I should make very clear that I’m very lucky to have the wide range of regular work that I have. However, I’ve recently started to realise that I spend much of my working life prioritising earning money over doing work I enjoy.

Yes, yes, I know the same applies to half the working world, but I’d love to spend more time lavishing care on this site and on www.foodandwineportugal.com – I’d also love to write another book, but my new-found identity as “provider for a family” has turned me back into a wage-slave, which is exactly what I moved away from the UK to escape.

Losing sight of why we came here

Losing sight of why we came here

There are other things I could cite: niggling health symptoms, family crap, but those are the main reasons I’m having a bit of a down phase.

So, on that depressing note, what do I propose to do about it? Well, the one thing I am always glad of is that I’ve never been one to wallow in the doldrums for too long. Much of today has been devoted to working out how to redress the balance and flick the positivity switch back in the right direction.
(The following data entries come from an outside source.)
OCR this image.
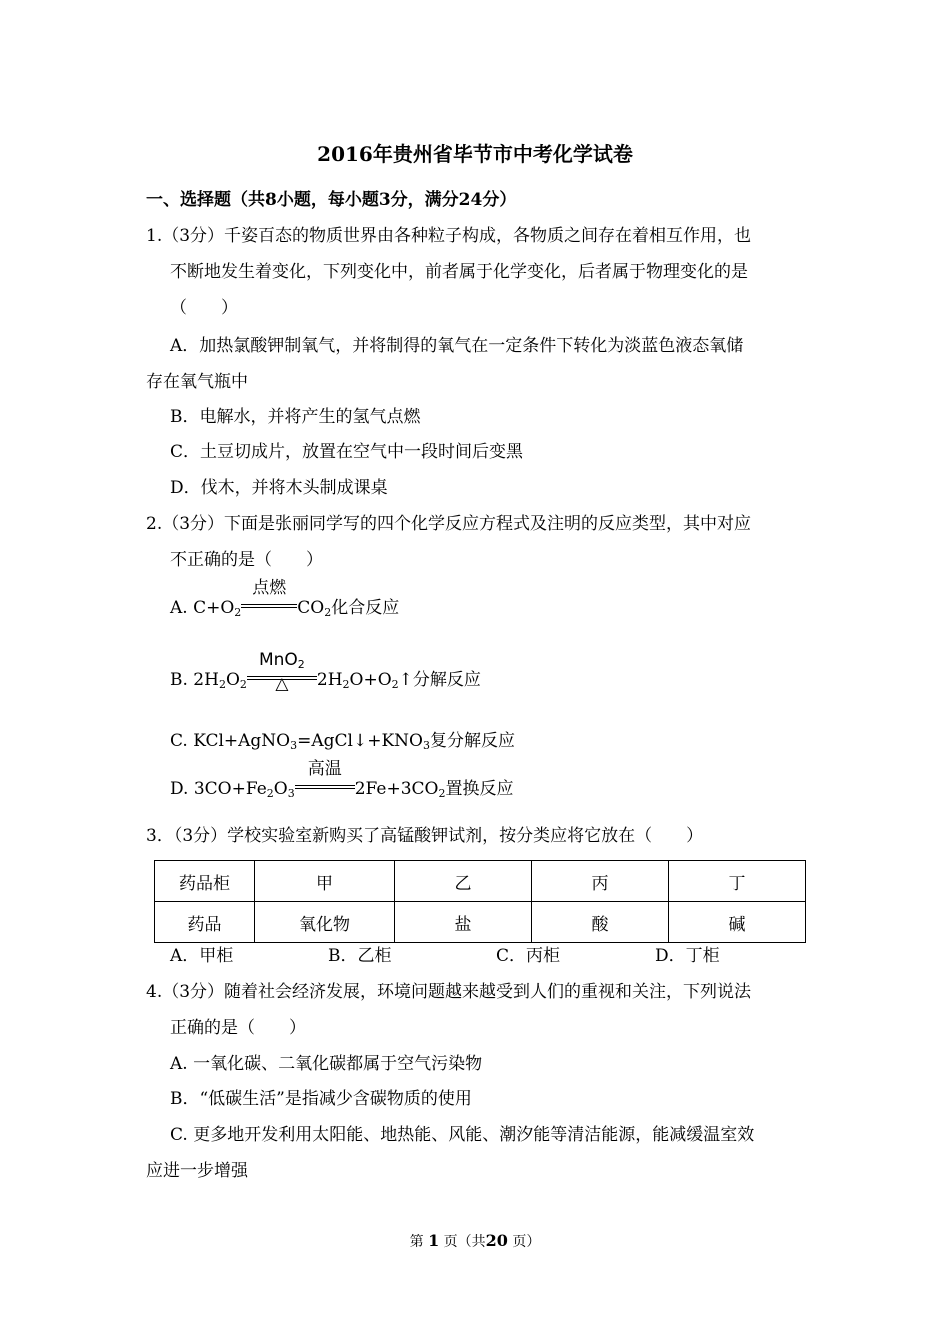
2016年贵州省毕节市中考化学试卷
一、选择题（共8小题，每小题3分，满分24分）
1.（3分）千姿百态的物质世界由各种粒子构成，各物质之间存在着相互作用，也
不断地发生着变化，下列变化中，前者属于化学变化，后者属于物理变化的是
（　　）
A．加热氯酸钾制氧气，并将制得的氧气在一定条件下转化为淡蓝色液态氧储
存在氧气瓶中
B．电解水，并将产生的氢气点燃
C．土豆切成片，放置在空气中一段时间后变黑
D．伐木，并将木头制成课桌
2.（3分）下面是张丽同学写的四个化学反应方程式及注明的反应类型，其中对应
不正确的是（　　）
A. $C+O_2$
点燃
$CO_2$化合反应
B. $2H_2O_2$
MnO$_2$
△	$2H_2O+O_2↑$分解反应
C. $KCl+AgNO_3=AgCl↓+KNO_3$复分解反应
D. $3CO+Fe_2O_3$
高温
$2Fe+3CO_2$置换反应
3．（3分）学校实验室新购买了高锰酸钾试剂，按分类应将它放在（　　）
药品柜	甲	乙	丙	丁
药品	氧化物	盐	酸	碱
A．甲柜	B．乙柜	C．丙柜	D．丁柜
4.（3分）随着社会经济发展，环境问题越来越受到人们的重视和关注，下列说法
正确的是（　　）
A. 一氧化碳、二氧化碳都属于空气污染物
B．“低碳生活”是指减少含碳物质的使用
C. 更多地开发利用太阳能、地热能、风能、潮汐能等清洁能源，能减缓温室效
应进一步增强
第 1 页（共20 页）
On that note, here’s my plan:

  1. I’ve already enrolled on a Child Psychology course, and later today I’ll be making a start on the lectures. I recently found out I’d got a good mark in the Open University course I completed last year, but struggled to justify signing up for another module straight away thanks to ludicrous fee increases and the need to spend the money on nappies and formula. Even though I’ve not missed the stressful run-ups to assignment deadlines, I have missed the mental stimulation and the learning, so this is a good compromise, and I’ve managed to find a properly accredited course for far less than the punitive OU fees.
Time to start studying again

Time to start studying again

  1. I intend to continue to spend hours of each day playing with my baby son, who always does something exciting and new every single day.
  1. By the end of today, I want to kick off my next online project—perhaps some kind of “expat dad” blog, or a new eBook. To ensure I stick with it, I will (at least try to) refrain from being swayed by Euro signs when I’m offered writing work that I know will bore me to tears.

That just leaves me with the general state of the world to sort out—something I’ll probably struggle to manage single-handedly! Still, I’ve plotted a bit of a life plan for the next few months, which is quite enough for one day.

If you’ve reached this point in the post—well, I really should thank you for listening! If you’re bored of hearing me moan, I did warn you!

I’ll conclude by suggesting that prospective Portugal expats take this post as a lesson that real life follows you everywhere you go, and that moving abroad is not a cure-all. On the other hand, I just know I’d feel way more down in the dumps if I had to commute home from central London this evening instead of sitting on the balcony studying my for my new course ;-)

There ends my catharsis. I feel better already.